Dr. Perkins emphasized that this trend should not scare people away from the vaccine. The reactions are simply demonstrating that the immune system is being activated as it's supposed to.

“That is not something to be concerned about," she said. "It’s something to be happy about because it means your immune system works.” 

The reactions are typically mild or moderate and tend to go away after a day or two. Nabha said that it's important that young people take the vaccine to protect the community as a whole. 

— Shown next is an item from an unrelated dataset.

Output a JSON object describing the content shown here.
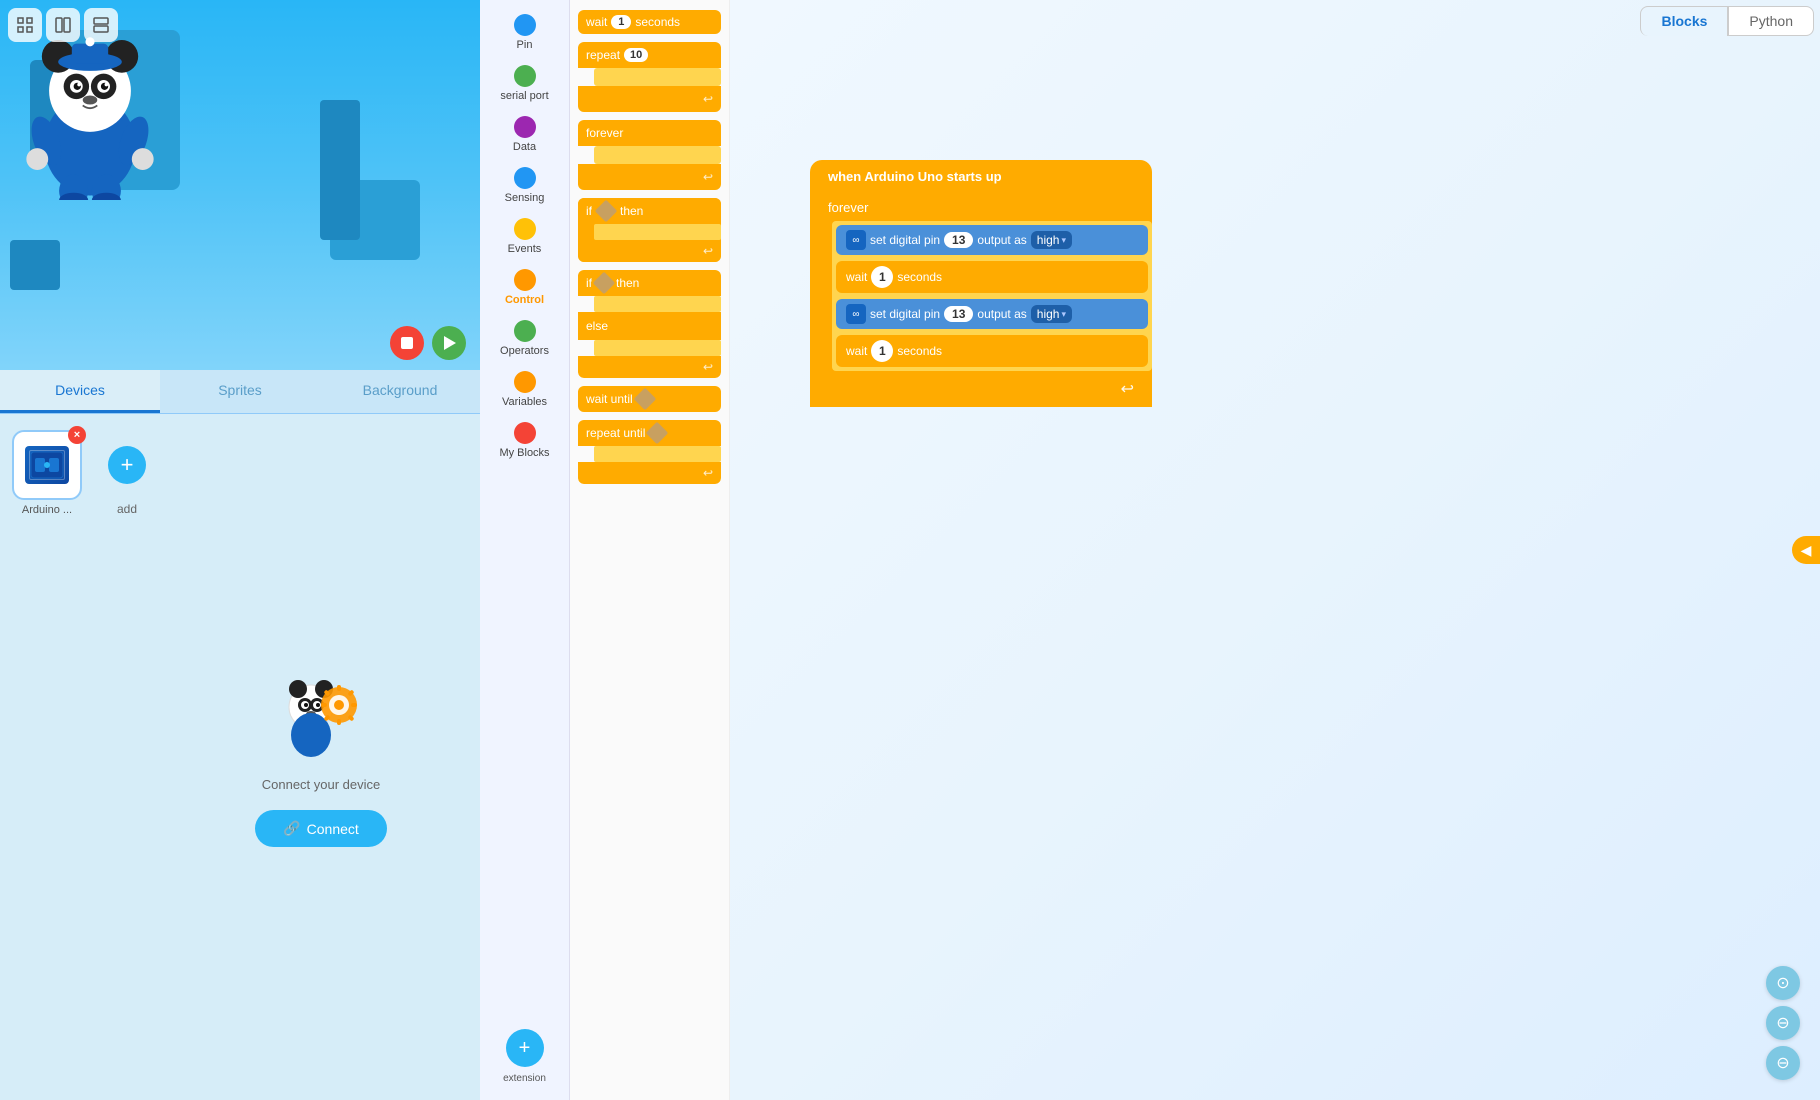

"You're doing the right thing by getting this vaccine," she said. "Not only are you protecting yourself, but you're protecting those around you who may be at higher risk for getting complications related to COVID. You’re doing yourself and doing others a huge favor.”

Hovey, now fully vaccinated, said she's glad she got the shot. 

"It’s not fun," she said. "But it’s definitely worth it to get the country that much closer to some immunity.”